Friday 18 December 2015

Christmas campaign to defy oppression and persecution

Christians in Saudi Arabia, Iran, Syria and other countries where the faith is persecuted are sharing photos of their Christmas trees to defy oppression.

They are being posted on social media by the My Treedom campaign, which aims to “celebrate freedom from persecution and the right to Christmas everywhere around the world”.

One image posted to its Facebook page claims to show a tree in Saudi Arabia, where conversion to Christianity from Islam is legally punishable by death, although no executions have been carried out for the offence in recent years.

Another shows a shopping centre decked out with festive decorations in Irbil, Iraqi Kurdistan, where thousands of Christians have been among the refugees fleeing the onslaught of Isis.

Christmas tree photos have also been sent in from Iran, Syria, Pakistan and Brunei, where public festivities and decorations were outlawed last December by the increasingly hardline government.

“The response has been truly heartwarming and overwhelming,” she told the Independent.

“I received photos from Iran, Iraq, Kurdistan, Pakistan, Brunei, Bahrain, Somalia, Sudan and even from a woman in Saudi Arabia who told me about how she smuggled her Christmas tree into the country by hiding it in a suitcase.

“This is how Christians are standing up to oppression, and this is the beauty of human nature demonstrating the people’s determination to live life despite the harsh realities that is so often lost in mainstream reporting.”

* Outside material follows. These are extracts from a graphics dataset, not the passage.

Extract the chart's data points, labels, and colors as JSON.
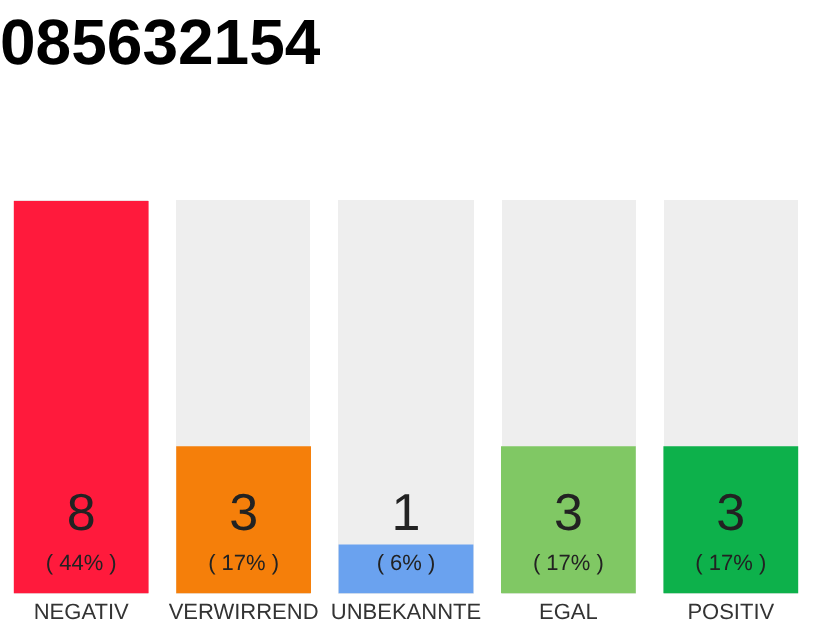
{
  "chart_data": {
    "type": "bar",
    "title": "085632154",
    "categories": [
      "NEGATIV",
      "VERWIRREND",
      "UNBEKANNTE",
      "EGAL",
      "POSITIV"
    ],
    "values": [
      8,
      3,
      1,
      3,
      3
    ],
    "colors": [
      "#ff1a3c",
      "#f57f0a",
      "#6aa2ef",
      "#80c864",
      "#0db14b"
    ],
    "value_labels": [
      "8\n( 44% )",
      "3\n( 17% )",
      "1\n( 6% )",
      "3\n( 17% )",
      "3\n( 17% )"
    ],
    "ylim": [
      0,
      8
    ],
    "tick_labels": "x",
    "grid": false,
    "legend": false
  }
}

Ms Daftari said she aimed to raise awareness of Christian persecution around the world as well as sharing some “happier stories”.

Aid to the Church in Need (ACN), a UK-based Catholic campaign group, warned that Christianity “could disappear completely” in parts of the Middle East within a decade in a report earlier this year.

It chronicled a dramatic decline in the faith over the last two years largely due to what it called the “religiously motivated ethnic cleansing” in Iraq, Syria, Nigeria and other countries hit by Islamist insurgencies.

Editor John Pontifex said: “Far from laying the entire blame for persecution against Christians at the door of extremist Islam, many of the problems stem from non-Muslim extremist – nationalist – faith groups and historically communist totalitarian regimes.”